Will We Ever Say Goodbye to RLS?

Our time upon this rotating rock is fleeting. Billions of heartbeats have been wiped from existence over the course of our human invasion. No doubt when we have tortured Mother Nature to her extreme, we will find out her wrath is to ensure her survival.

We spend so much time saying goodbye — the painful ones to parents, siblings, grandparents, or, God forbid, children. Or the sometimes lesser ones, like items we have owned or temporary medical conditions we have dealt with.

Living with health conditions since early childhood

When I was born prematurely, I spent 2 months in the SCBU (special care baby unit) stabbed full of needles and breathing tubes. Thankfully, I battled against the odds, ultimately thriving. Due to the medical intervention my lungs were a little scarred, resulting in me being diagnosed with asthma when I was 2 years old, alongside its bedfellow, eczema.

Once I started school, the realisation happened that proved how much my conditions would affect me. Running was impossible; I was collapsing at the finish line, gasping for air. As I grew, I found it bothered me less and less, whereas now, I only use my medication if I have a cough or cold.
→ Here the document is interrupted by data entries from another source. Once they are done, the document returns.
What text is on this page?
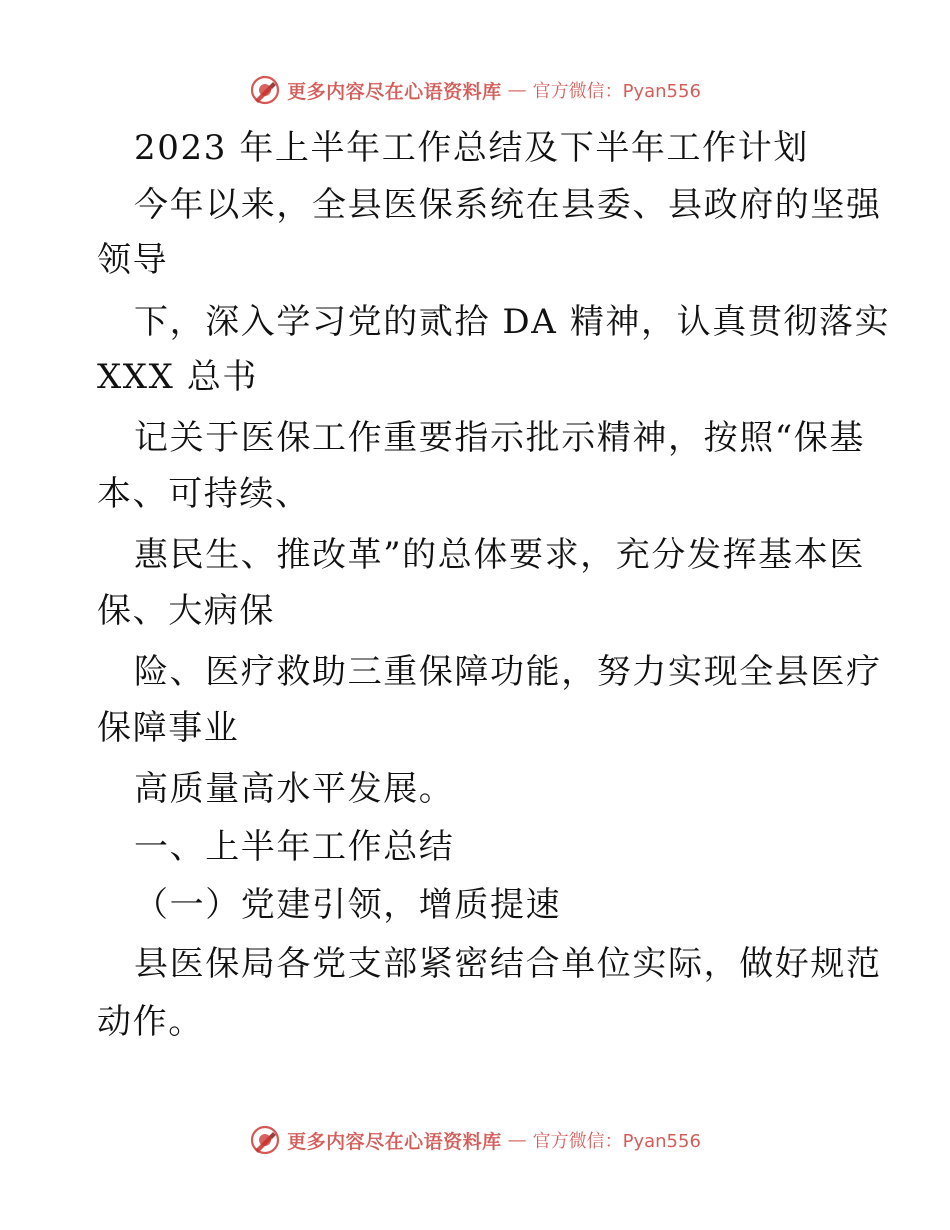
更多内容尽在心语资料库 — 官方微信：Pyan556

2023 年上半年工作总结及下半年工作计划

今年以来，全县医保系统在县委、县政府的坚强

领导

下，深入学习党的贰拾 DA 精神，认真贯彻落实

XXX 总书

记关于医保工作重要指示批示精神，按照“保基

本、可持续、

惠民生、推改革”的总体要求，充分发挥基本医

保、大病保

险、医疗救助三重保障功能，努力实现全县医疗

保障事业

高质量高水平发展。

一、上半年工作总结

（一）党建引领，增质提速

县医保局各党支部紧密结合单位实际，做好规范

动作。

更多内容尽在心语资料库 — 官方微信：Pyan556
Saying goodbye to asthma and eczema

Eczema was a cheeky complaint, spoiling my fun at every turn, as it was triggered by grass and pollen. One summer, when I was 8 years old, I rolled down the recently-cut grass slope located at my school; this led to me being off school for 2 weeks, covered in Calamine lotion, watching Pebble Mill on the TV at lunchtimes with my mother.

Over the years I have learnt to stay away from grass! No huge breakouts for decades, largely due to the fact I ensure my elbows stay away from grass.

In my years I seem to have been able to say goodbye to both my chronic asthma and annoying eczema. I wonder, if there will be more conditions, will I be able to wave them off in my lifetime?

Still struggling with breakthrough RLS symptoms

Take my RLS for example. I currently take pramipexole to subdue its anger most evenings, allowing me to have a comfortable night's sleep. On the odd occasion, I still struggle with breakthrough symptoms. On nights like tonight, I find myself plonked on the sofa typing my sorrows away to you wonderful individuals. The only thing in common between us? We resemble a wavy inflatable dude at a car dealership during the wee small hours!

Having RLS is what draws us together

With any luck, tests and scientific progress will develop a vaccination, implant, or foul-tasting liquid that will stop our RLS symptoms, side-effect-free! To be a "normal" human being would be fantastic! Knowing my luck, it would come to fruition the day before I shuffle off this mortal coil!

What I am trying to say is, always keep your faith. You never know when the breakthrough will happen, when the side effect of a different medication would be to stop RLS! It’s usually how these things happen — completely out of the blue and off script!

RLS is what draws us together. The shared experience is what keeps us together.